PARAYI BASTI PROFESÖR OLDU. HAYDAR BAŞ'IN PROFESÖRLÜĞÜ SAHTEDİR...

Bas parayı al profesörlüğü
 Bilimsel düşünüşün ne olduğunu bilmediğini konuşmalarıyla bariz biçimde ispat eden bu adamın nasıl profesör olduğunu sanıyorum bir çok kişi merak ediyordur. Doksanlı yılların başında şeyhin gözünde değerli bir yere sahip olan Mustafa Kaplan adındaki hekimin değeri 1994 yılında birden bire düşüşe geçti. Mürit Kaplan şeyhin akademik kariyere zaafının olduğunu biliyordu. Bu zaafı kullanarak eski konumuna yükselmek amacıyla kollarını sıvadı. Eğer şeyhi profesör yapabilirse, şeyhin tekrar sevgisini saygısını kazanacağından müritler arasında da, eskiden olduğu gibi aranılan, hürmet gören, örnek model abi olacaktı.
Bundan iyisi can sağlığı. Bir alan araştırması yaptı. Türki Cumhuriyetlerdeki kimi üniversiteleri dolaştı. Girişimlerde bulundu, başarılı olamadı.
Tarikatla iş bitiriciliğiyle ünlü, şeyhin televizyonunun genel müdürü Harun Kaydırakçı işe el attı. Böyle bir ganimeti kaçırtmayacak bir tipti. şeyhin gözünde daha çok vazgeçilmez bir eleman olmak için yapmayacağı bir şey yoktu. Çantasına bir milyon dolar koydu. Türkiye'nin Kuzey Doğusundaki ülkelere doğru yolculuğa çıktı.
Şeyh önce Dr. sonra Doç. En sonunda da Prof. Oldu. Kimilerinin senelerce beyin teri dökerek sahip olduğu akademik unvanları, bilimsel düşüncenin ne olduğunu bilmeden ele geçiren şeyh, göstermelik de olsa hangi bilimsel çalışmayla profesör olmuştur? şu anda bunu kendisini bile hatırlayacağını sanmıyorum.

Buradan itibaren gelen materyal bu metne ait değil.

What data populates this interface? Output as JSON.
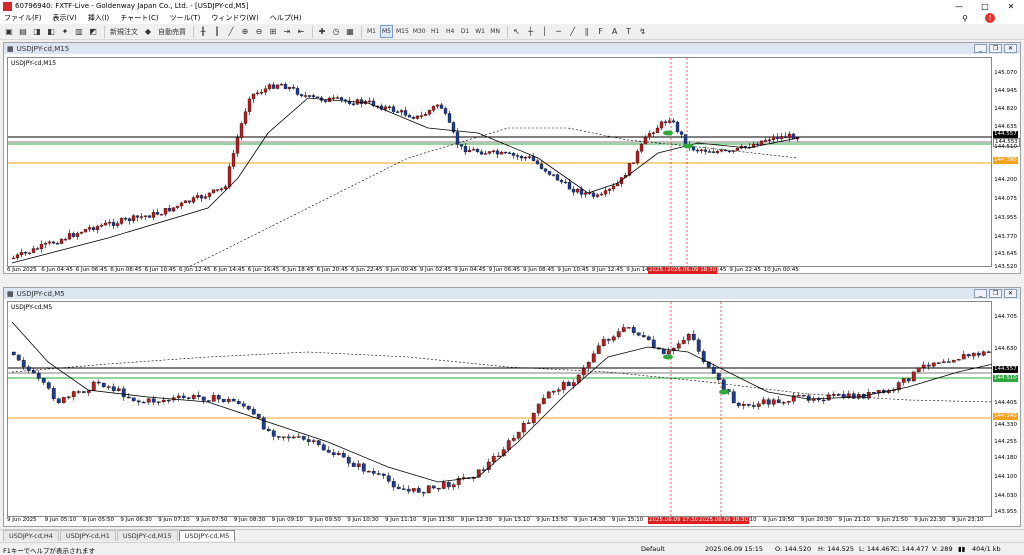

Çünkü, üstünde adının yazdığı kitapları okumuş bile değildir. Çömezlerinin onlarcasına sordum; çoğu şeyhlerinin neyin profesörü olduğunu bilmedikleri gibi akademik sıfat için bilimsel bir tez hazırlamak gerektiğinden dahi habersizdiler.
Onlar yalnızca; "Hocamız    büyük    adam,"    diyor   başka   bir    şey demiyorlardı. Şeyhin isteği de zaten buydu.
Şeyhin profesörlük tezi olan İslam Dinin de İnsan Hakları adlı kitap için bir ilahiyat doçentinin değerlendirilmesi şöyleydi: "Bir lisans öğrencisinin tezi. En kötü öğrencimin tezi bundan daha niteliklidir.?"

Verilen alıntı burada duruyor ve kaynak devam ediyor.